By Andy Patrizio, 11/05/01

Apple Computer has been slapped with a $40 million racial discrimination lawsuit charging that the company unfairly sacked an African-American employee.

Described by the plaintiff’s attorney as “one the largest racial discrimination cases in U.S. history,” the suit alleges the former employee was denied promotions and standard perks, isolated from co-workers and then fired for a trivial offense.

The suit was filed on Oct. 30 in Santa Clara County Superior Court.

The plaintiff, who did not reveal his name because he is currently looking for work, was an Apple employee from 1998 until he was fired in July this year. He worked as a product design engineer.

The suit alleges the plaintiff was fired after he brought a friend to work earlier this year to encourage him to pursue a college education.

“I think he has a strong case for discrimination and wrongful termination,” said Waukeen Q. McCoy, the plaintiff’s attorney.

“His white counterparts have not been disciplined or terminated for bringing a friend or family member to campus, and this is a pretextual way for them to get him out of the company,” McCoy added. “We also believe he was getting less pay than his white counterparts as well.”

After bringing the friend to Apple’s campus, the plaintiff was suspended, McCoy said. The company launched an investigation before terminating the employee. He is currently looking for work in Silicon Valley.

McCoy said the employee had no prior problems and had an “above average” work record.

When Riccio took control of the plaintiff’s department, he immediately moved the plaintiff into a separate cubicle away from the rest of his group for no apparent reason, McCoy claimed. At the time, the plaintiff said nothing, not wanting to rock the boat, said McCoy.

McCoy has a track record for successfully prosecuting racial discrimination lawsuits. He was the lead plaintiff’s attorney in the largest racial discrimination suit in U.S. history: Carroll v. Interstate Brands Corporation.

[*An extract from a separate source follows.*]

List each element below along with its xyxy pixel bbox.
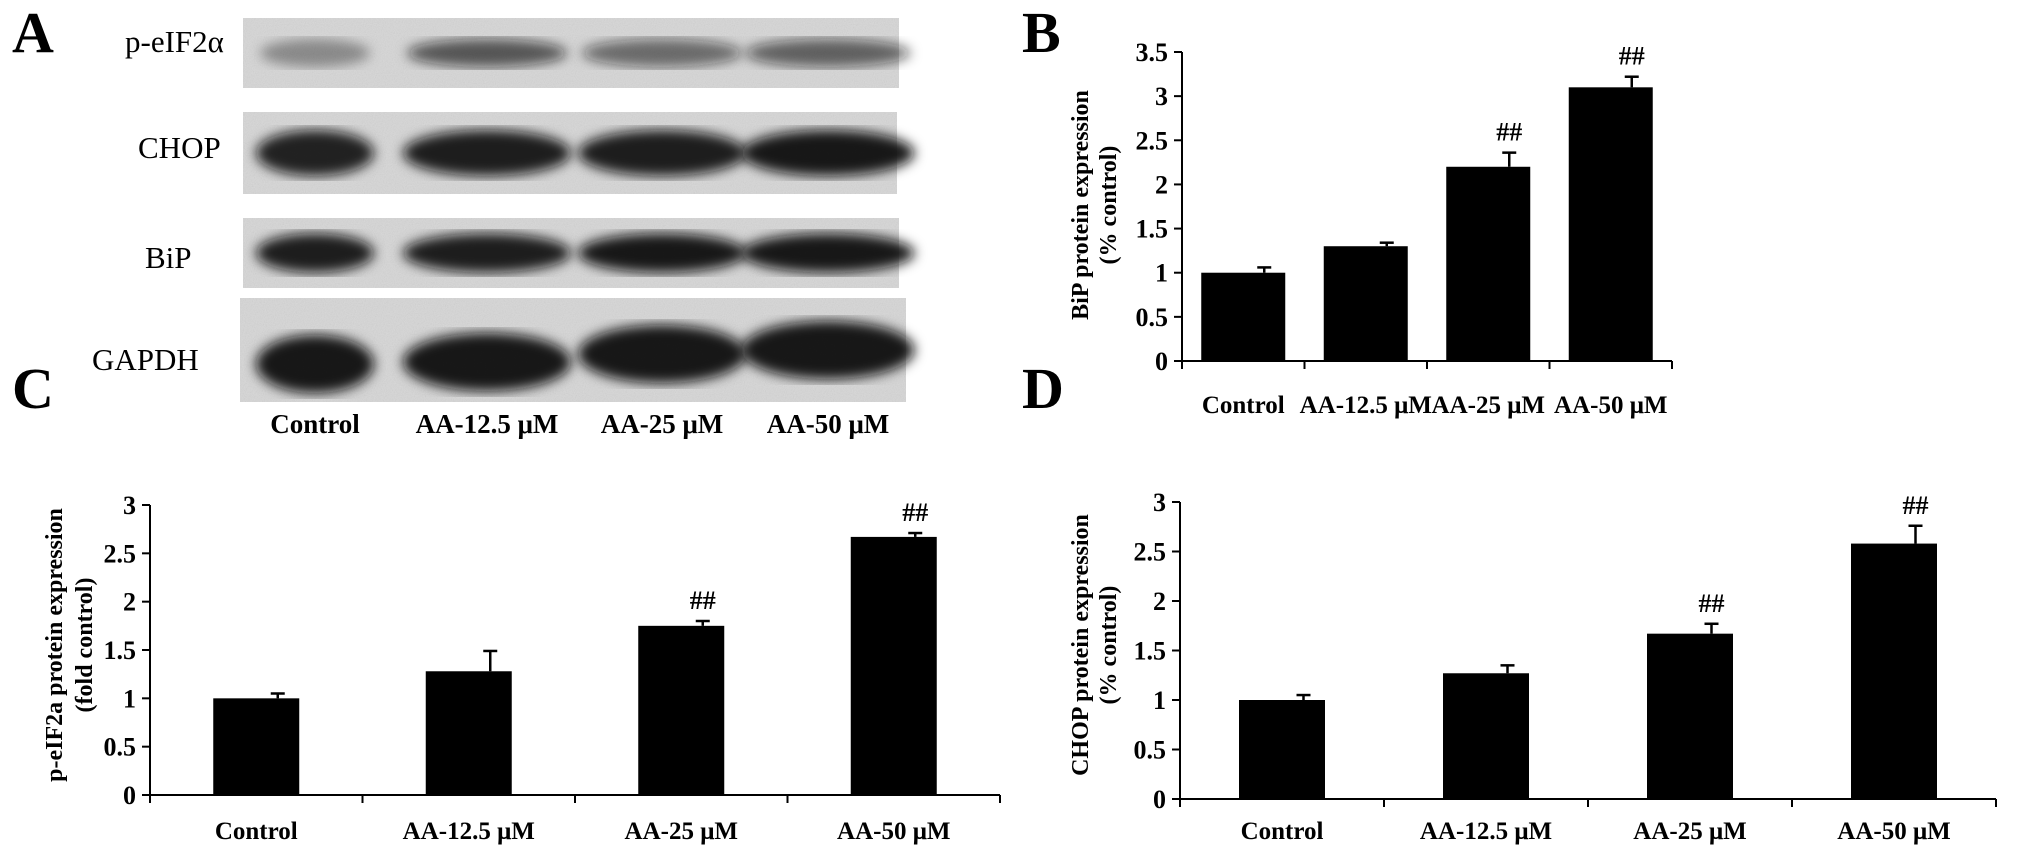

Interstate Brands, makers of Wonder Bread and other consumer foods, was sued by 15 African-American employees for refusing to hire and promote black employees.

In August 2000, a jury awarded the plaintiffs $135 million. The case was voted “Verdict of the Year” by Verdicts & Settlements Magazine.

McCoy said he would be willing to settle if Apple made a reasonable offer. But Apple has so far failed to respond to letters McCoy has sent, he said.

“I think this is certainly something that corporate America should look at and think twice about doing to someone, singling them out like this,” he said.

An Apple spokesperson declined to comment on the case, citing a company policy of not discussing pending litigation.